Item 7.     Materials to be Filed as Exhibits.

     There is filed herewith as Exhibit 1 a written agreement relating to the 
filing of joint acquisition statements as required by Rule 13d-1(f)(1) under
the Securities Exchange Act of 1934, as amended.



                                   <page 7 of 10>


                               SIGNATURES

After reasonable inquiry and to the best of our knowledge and belief, the
undersigned certify that the information set forth in this statement is true, 
complete and correct.


DATED:  August 29, 1997    

                                    /s/ JEFFREY L. GENDELL
                                    Jeffrey L. Gendell, individually, and as 
                                    managing member of 
                                    Tontine Management, L.L.C., 
                                    general partner of 
                                    Tontine Financial Partners, L.P.











                                    <page 8 of 10>


                                   Schedule A

                         TONTINE FINANCIAL PARTNERS, L.P.

                                                       Price Per Share
Date of                       Number of Shares        (including commissions,
Transaction                   Purchased/(Sold)         if any)
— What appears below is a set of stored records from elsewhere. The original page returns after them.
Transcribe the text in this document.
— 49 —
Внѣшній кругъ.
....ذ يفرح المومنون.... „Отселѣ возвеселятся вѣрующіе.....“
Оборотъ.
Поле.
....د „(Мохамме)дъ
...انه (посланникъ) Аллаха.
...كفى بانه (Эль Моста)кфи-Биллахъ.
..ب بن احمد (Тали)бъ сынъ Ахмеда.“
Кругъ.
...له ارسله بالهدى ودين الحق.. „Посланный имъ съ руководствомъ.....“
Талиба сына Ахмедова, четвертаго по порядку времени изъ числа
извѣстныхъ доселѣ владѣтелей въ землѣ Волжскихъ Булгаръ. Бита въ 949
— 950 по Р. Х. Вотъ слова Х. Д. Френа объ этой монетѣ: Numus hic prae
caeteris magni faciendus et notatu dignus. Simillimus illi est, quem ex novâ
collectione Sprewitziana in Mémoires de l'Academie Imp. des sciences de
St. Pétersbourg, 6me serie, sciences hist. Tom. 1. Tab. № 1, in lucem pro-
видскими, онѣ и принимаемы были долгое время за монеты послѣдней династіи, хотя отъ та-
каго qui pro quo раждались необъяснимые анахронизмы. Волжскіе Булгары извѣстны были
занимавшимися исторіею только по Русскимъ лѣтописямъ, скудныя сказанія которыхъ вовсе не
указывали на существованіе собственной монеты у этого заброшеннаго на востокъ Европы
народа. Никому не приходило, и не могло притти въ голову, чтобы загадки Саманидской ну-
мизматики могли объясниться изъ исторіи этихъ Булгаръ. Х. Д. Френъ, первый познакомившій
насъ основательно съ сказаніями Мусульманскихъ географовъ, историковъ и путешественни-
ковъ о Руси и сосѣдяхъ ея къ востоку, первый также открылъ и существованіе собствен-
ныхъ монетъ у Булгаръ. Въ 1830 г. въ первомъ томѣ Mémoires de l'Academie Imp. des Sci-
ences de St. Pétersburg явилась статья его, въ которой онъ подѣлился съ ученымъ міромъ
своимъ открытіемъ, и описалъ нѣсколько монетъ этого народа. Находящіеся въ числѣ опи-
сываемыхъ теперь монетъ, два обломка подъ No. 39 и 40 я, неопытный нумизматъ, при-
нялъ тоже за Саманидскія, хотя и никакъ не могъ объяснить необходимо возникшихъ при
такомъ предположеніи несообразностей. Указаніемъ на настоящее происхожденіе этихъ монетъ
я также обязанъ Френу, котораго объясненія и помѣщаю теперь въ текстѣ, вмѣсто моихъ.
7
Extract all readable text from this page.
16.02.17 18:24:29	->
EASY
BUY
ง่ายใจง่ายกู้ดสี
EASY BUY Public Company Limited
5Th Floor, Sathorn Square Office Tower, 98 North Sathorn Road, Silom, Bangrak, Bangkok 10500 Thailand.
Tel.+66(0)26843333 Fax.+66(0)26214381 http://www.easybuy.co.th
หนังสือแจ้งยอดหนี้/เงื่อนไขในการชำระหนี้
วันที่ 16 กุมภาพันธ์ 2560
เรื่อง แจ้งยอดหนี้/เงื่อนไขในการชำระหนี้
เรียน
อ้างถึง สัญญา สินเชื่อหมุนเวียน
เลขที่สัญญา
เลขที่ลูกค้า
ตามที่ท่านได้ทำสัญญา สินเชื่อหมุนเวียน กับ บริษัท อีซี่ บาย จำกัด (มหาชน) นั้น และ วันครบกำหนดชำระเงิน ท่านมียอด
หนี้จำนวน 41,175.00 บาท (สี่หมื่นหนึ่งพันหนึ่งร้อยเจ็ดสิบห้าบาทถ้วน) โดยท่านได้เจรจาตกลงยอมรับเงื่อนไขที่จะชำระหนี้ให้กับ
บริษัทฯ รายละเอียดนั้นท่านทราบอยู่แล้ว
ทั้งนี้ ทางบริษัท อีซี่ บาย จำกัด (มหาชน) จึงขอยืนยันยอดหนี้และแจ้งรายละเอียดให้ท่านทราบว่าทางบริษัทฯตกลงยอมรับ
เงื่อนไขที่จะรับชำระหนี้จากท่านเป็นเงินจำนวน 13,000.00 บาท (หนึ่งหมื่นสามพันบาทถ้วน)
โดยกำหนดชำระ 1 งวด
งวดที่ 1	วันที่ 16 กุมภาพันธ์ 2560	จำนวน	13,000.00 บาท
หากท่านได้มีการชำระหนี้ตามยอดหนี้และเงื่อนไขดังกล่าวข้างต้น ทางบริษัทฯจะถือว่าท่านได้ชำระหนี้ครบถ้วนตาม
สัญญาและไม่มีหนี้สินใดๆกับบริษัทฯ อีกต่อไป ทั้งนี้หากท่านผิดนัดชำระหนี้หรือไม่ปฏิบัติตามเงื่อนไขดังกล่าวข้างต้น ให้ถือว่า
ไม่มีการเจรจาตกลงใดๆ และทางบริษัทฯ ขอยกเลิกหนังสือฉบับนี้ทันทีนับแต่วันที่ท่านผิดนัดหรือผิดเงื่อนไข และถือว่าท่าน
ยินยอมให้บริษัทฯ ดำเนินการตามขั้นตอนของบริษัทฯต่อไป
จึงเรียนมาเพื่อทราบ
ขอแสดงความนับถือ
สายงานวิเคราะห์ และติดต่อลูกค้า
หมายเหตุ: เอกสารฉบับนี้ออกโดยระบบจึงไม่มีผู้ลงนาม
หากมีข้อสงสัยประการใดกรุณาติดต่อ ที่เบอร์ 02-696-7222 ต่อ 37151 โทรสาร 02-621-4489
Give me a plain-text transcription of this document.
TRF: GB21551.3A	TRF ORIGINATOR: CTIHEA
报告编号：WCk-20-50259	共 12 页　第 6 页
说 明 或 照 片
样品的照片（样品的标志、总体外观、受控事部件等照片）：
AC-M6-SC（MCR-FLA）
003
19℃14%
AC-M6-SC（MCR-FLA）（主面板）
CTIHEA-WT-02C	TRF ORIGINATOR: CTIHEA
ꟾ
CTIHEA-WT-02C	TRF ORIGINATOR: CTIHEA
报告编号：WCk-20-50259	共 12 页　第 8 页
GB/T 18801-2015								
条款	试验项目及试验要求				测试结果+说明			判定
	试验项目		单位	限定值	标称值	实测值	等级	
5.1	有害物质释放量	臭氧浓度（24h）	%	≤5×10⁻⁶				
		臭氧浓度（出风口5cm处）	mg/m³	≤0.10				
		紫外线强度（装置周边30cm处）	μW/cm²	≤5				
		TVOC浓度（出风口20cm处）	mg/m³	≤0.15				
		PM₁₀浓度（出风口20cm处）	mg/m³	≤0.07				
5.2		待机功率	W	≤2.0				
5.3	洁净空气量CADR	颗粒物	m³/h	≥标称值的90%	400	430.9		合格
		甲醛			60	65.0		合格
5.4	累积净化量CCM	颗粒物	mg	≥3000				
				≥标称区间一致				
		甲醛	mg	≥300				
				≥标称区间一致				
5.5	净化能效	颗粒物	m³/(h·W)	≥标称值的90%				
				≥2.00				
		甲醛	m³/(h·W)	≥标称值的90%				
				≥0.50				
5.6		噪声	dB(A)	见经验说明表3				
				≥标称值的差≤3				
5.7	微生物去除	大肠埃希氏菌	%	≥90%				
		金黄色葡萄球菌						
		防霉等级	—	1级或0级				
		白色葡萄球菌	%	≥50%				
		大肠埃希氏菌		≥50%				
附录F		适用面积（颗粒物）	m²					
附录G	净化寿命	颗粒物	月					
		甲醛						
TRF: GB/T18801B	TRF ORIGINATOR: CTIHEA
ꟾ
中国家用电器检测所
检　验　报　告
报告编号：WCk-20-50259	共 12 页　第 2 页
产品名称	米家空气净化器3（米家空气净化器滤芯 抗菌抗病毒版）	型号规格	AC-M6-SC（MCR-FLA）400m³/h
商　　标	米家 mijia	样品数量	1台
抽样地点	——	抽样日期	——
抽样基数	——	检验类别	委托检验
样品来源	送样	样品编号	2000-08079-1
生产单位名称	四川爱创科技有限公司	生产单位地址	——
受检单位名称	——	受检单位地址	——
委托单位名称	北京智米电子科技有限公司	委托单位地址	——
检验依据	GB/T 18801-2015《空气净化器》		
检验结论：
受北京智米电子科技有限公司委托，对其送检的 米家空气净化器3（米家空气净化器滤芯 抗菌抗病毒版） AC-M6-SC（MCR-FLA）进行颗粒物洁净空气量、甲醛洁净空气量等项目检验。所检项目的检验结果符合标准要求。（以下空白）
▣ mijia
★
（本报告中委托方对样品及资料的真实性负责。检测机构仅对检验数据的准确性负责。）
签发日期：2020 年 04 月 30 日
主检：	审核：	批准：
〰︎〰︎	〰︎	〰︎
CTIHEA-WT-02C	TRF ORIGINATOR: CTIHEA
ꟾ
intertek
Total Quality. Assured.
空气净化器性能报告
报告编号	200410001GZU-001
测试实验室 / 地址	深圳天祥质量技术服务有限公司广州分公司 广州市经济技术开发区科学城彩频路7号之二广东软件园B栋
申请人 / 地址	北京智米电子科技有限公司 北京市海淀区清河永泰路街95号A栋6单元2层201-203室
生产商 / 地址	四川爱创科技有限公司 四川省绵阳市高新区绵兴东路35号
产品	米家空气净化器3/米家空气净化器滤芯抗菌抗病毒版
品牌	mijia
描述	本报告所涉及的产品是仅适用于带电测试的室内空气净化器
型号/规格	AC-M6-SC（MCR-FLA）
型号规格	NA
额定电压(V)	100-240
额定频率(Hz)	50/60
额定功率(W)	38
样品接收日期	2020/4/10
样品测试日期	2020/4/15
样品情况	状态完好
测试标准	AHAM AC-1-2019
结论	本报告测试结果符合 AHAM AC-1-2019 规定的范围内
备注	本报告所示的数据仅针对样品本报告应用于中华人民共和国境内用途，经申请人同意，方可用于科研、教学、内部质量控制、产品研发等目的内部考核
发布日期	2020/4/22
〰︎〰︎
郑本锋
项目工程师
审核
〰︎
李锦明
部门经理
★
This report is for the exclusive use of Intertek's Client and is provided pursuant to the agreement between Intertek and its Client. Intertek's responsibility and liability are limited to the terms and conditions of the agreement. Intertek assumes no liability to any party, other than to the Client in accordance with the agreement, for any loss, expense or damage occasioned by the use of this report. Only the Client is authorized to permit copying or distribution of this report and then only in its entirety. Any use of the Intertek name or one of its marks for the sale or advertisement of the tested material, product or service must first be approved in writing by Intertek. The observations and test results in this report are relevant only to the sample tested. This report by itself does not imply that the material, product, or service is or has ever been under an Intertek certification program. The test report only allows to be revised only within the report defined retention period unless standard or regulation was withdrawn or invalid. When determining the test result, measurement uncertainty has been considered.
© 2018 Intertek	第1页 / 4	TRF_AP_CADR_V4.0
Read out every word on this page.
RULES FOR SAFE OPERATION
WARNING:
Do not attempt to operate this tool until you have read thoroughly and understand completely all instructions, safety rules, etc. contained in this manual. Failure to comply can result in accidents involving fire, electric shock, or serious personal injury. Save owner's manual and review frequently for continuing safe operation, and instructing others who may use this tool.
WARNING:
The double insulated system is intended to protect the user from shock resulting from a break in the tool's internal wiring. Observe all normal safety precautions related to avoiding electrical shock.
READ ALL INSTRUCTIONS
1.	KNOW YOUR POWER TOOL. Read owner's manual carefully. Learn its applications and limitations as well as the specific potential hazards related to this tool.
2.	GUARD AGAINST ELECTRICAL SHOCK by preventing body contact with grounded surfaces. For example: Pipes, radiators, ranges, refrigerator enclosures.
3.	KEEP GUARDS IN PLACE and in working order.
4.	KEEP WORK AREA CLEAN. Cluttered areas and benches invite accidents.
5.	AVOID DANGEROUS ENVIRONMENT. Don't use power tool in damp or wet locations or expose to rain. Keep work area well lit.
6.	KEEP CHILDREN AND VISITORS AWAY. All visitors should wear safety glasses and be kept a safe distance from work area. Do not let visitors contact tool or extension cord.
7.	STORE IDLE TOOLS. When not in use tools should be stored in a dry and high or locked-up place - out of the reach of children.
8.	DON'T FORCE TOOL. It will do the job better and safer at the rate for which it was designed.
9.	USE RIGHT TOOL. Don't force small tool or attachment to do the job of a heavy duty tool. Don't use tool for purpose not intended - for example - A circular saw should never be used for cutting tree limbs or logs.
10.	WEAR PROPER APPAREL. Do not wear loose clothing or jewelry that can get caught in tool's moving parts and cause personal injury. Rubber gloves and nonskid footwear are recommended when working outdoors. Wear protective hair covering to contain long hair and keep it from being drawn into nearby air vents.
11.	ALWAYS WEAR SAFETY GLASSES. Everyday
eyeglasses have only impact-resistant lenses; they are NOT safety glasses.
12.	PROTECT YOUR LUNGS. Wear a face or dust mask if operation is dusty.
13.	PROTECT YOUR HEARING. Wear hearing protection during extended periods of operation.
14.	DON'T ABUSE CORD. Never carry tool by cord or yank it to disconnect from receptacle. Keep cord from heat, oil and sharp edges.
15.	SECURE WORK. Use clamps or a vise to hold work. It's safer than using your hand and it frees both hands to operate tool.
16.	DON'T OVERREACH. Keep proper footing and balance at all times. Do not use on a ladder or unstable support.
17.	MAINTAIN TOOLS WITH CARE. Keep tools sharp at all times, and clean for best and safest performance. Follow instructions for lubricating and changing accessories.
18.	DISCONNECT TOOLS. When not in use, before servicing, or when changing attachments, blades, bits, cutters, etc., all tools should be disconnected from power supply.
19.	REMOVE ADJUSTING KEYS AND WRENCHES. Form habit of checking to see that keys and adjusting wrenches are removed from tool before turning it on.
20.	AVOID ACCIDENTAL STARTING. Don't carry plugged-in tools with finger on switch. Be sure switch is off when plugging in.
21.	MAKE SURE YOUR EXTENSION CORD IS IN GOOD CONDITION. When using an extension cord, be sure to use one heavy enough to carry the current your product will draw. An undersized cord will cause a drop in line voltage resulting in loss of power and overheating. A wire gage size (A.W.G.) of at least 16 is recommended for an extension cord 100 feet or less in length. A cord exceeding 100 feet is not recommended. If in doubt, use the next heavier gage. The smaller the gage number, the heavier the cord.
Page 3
8/6/97                             15,000                   14.75

8/7/97                              3,000                   15.16

8/7/97                              5,000                   14.88

8/8/97                              3,500                   15.25

8/14/97                            13,000                   15.38

8/18/97                             5,000                   15.28

8/20/97                             6,500                   15.38




                                    <page 9 of 10>


                                     EXHIBIT 1

                              JOINT ACQUISITION STATEMENT
                               PURSUANT TO RULE 13D-1(f)1


The undersigned acknowledge and agree that the foregoing statement on Schedule
13D, as amended, is filed on behalf of each of the undersigned and that all
subsequent amendments to this statement on Schedule 13D, as amended, shall be 
filed on behalf of each of the undersigned without the necessity of filing
additional joint acquisition statements.  The undersigned acknowledge that
each shall be responsible for the timely filing of such amendments, and for
the completeness and accuracy of the information concerning him or it
contained therein, but shall not be responsible for the completeness and
accuracy of the information concerning the other, except to the extent that he
or it knows or has reason to believe that such information is inaccurate.


                                     August 29, 1997

                                    /s/ JEFFREY L. GENDELL
                                    Jeffrey L. Gendell, individually, and as 
                                    managing member of 
                                    Tontine Management, L.L.C., 
                                    general partner of 
                                    Tontine Financial Partners, L.P.